We propose Drosophila melanogaster as animal model to understand the biological causes of human autosomal recessive primary microcephaly (MCPH). All genes causing primary microcephaly (PM) in humans have Drosophila orthologues. To date, the majority of the MCPH-associated genes encode protein that play important roles in different aspect of cell division process, from centrosome biology to kinetochore structure to MT dynamics. Our research project is aimed to clarify the mechanisms underlying impaired neurogenesis in PM by understanding how defects in functionally different proteins impact on the limitation of neural stem cell division capacity. We suggest 2 hypotheses to explain this reduction in neuron number. 1) The genetic defects associated with PM generate high level of DNA damage both/or by affecting the ability to repair spontaneous double strand breaks (DSBs) generated during development and/or by causing chromosome mis-segregation; this genomic instability will ultimately trigger apoptosis leading to production of fewer neurons. 2) Mutations in MCPH-associated genes alter the balance between proliferative and differentiative cell state and induce premature neuron differentiation.

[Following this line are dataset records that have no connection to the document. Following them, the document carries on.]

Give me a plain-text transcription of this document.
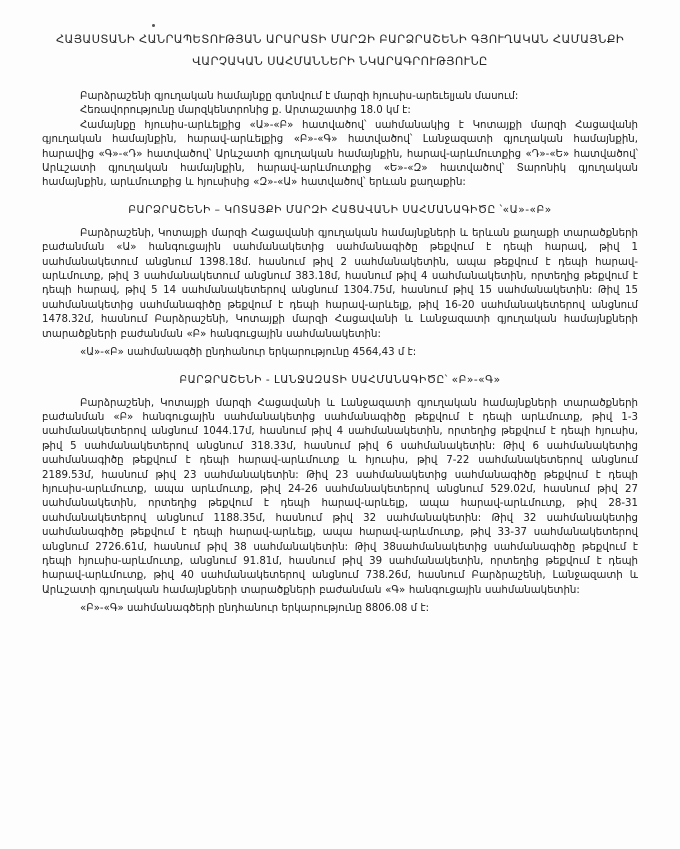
ՀԱՅԱՍՏԱՆԻ ՀԱՆՐԱՊԵՏՈՒԹՅԱՆ ԱՐԱՐԱՏԻ ՄԱՐԶԻ ԲԱՐՁՐԱՇԵՆԻ ԳՅՈՒՂԱԿԱՆ ՀԱՄԱՅՆՔԻ
ՎԱՐՉԱԿԱՆ ՍԱՀՄԱՆՆԵՐԻ ՆԿԱՐԱԳՐՈՒԹՅՈՒՆԸ

Բարձրաշենի գյուղական համայնքը գտնվում է մարզի հյուսիս-արեւելյան մասում:

Հեռավորությունը մարզկենտրոնից ք. Արտաշատից 18.0 կմ է:

Համայնքը հյուսիս-արևելքից «Ա»-«Բ» հատվածով՝ սահմանակից է Կոտայքի մարզի Հացավանի գյուղական համայնքին, հարավ-արևելքից «Բ»-«Գ» հատվածով՝ Լանջազատի գյուղական համայնքին, հարավից «Գ»-«Դ» հատվածով՝ Արևշատի գյուղական համայնքին, հարավ-արևմուտքից «Դ»-«Ե» հատվածով՝ Արևշատի գյուղական համայնքին, հարավ-արևմուտքից «Ե»-«Զ» հատվածով՝ Տարոնիկ գյուղական համայնքին, արևմուտքից և հյուսիսից «Զ»-«Ա» հատվածով՝ երևան քաղաքին:

ԲԱՐՁՐԱՇԵՆԻ – ԿՈՏԱՅՔԻ ՄԱՐԶԻ ՀԱՑԱՎԱՆԻ ՍԱՀՄԱՆԱԳԻԾԸ ՝«Ա»-«Բ»

Բարձրաշենի, Կոտայքի մարզի Հացավանի գյուղական համայնքների և երևան քաղաքի տարածքների բաժանման «Ա» հանգուցային սահմանակետից սահմանագիծը թեքվում է դեպի հարավ, թիվ 1 սահմանակետում անցնում 1398.18մ. հասնում թիվ 2 սահմանակետին, ապա թեքվում է դեպի հարավ-արևմուտք, թիվ 3 սահմանակետում անցնում 383.18մ, հասնում թիվ 4 սահմանակետին, որտեղից թեքվում է դեպի հարավ, թիվ 5 14 սահմանակետերով անցնում 1304.75մ, հասնում թիվ 15 սահմանակետին: Թիվ 15 սահմանակետից սահմանագիծը թեքվում է դեպի հարավ-արևելք, թիվ 16-20 սահմանակետերով անցնում 1478.32մ, հասնում Բարձրաշենի, Կոտայքի մարզի Հացավանի և Լանջազատի գյուղական համայնքների տարածքների բաժանման «Բ» հանգուցային սահմանակետին:

«Ա»-«Բ» սահմանագծի ընդհանուր երկարությունը 4564,43 մ է:

ԲԱՐՁՐԱՇԵՆԻ - ԼԱՆՋԱԶԱՏԻ ՍԱՀՄԱՆԱԳԻԾԸ՝ «Բ»-«Գ»

Բարձրաշենի, Կոտայքի մարզի Հացավանի և Լանջազատի գյուղական համայնքների տարածքների բաժանման «Բ» հանգուցային սահմանակետից սահմանագիծը թեքվում է դեպի արևմուտք, թիվ 1-3 սահմանակետերով անցնում 1044.17մ, հասնում թիվ 4 սահմանակետին, որտեղից թեքվում է դեպի հյուսիս, թիվ 5 սահմանակետերով անցնում 318.33մ, հասնում թիվ 6 սահմանակետին: Թիվ 6 սահմանակետից սահմանագիծը թեքվում է դեպի հարավ-արևմուտք և հյուսիս, թիվ 7-22 սահմանակետերով անցնում 2189.53մ, հասնում թիվ 23 սահմանակետին: Թիվ 23 սահմանակետից սահմանագիծը թեքվում է դեպի հյուսիս-արևմուտք, ապա արևմուտք, թիվ 24-26 սահմանակետերով անցնում 529.02մ, հասնում թիվ 27 սահմանակետին, որտեղից թեքվում է դեպի հարավ-արևելք, ապա հարավ-արևմուտք, թիվ 28-31 սահմանակետերով անցնում 1188.35մ, հասնում թիվ 32 սահմանակետին: Թիվ 32 սահմանակետից սահմանագիծը թեքվում է դեպի հարավ-արևելք, ապա հարավ-արևմուտք, թիվ 33-37 սահմանակետերով անցնում 2726.61մ, հասնում թիվ 38 սահմանակետին: Թիվ 38սահմանակետից սահմանագիծը թեքվում է դեպի հյուսիս-արևմուտք, անցնում 91.81մ, հասնում թիվ 39 սահմանակետին, որտեղից թեքվում է դեպի հարավ-արևմուտք, թիվ 40 սահմանակետերով անցնում 738.26մ, հասնում Բարձրաշենի, Լանջազատի և Արևշատի գյուղական համայնքների տարածքների բաժանման «Գ» հանգուցային սահմանակետին:

«Բ»-«Գ» սահմանագծերի ընդհանուր երկարությունը 8806.08 մ է:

To understand how these biological processes are involved in PM genesis we plan (i) to analyze for both DNA Damage and apoptosis Drosophila mutants of conserved PM genes; (ii) to examine the effect of mutations in additional Drosophila mitotic genes on DNA integrity and cell viability (iii) to study the nuclear architecture by cytological analysis of the distribution of heterochromatic regions.
We believe that our results will shed new light on the genetic and molecular basis of PM.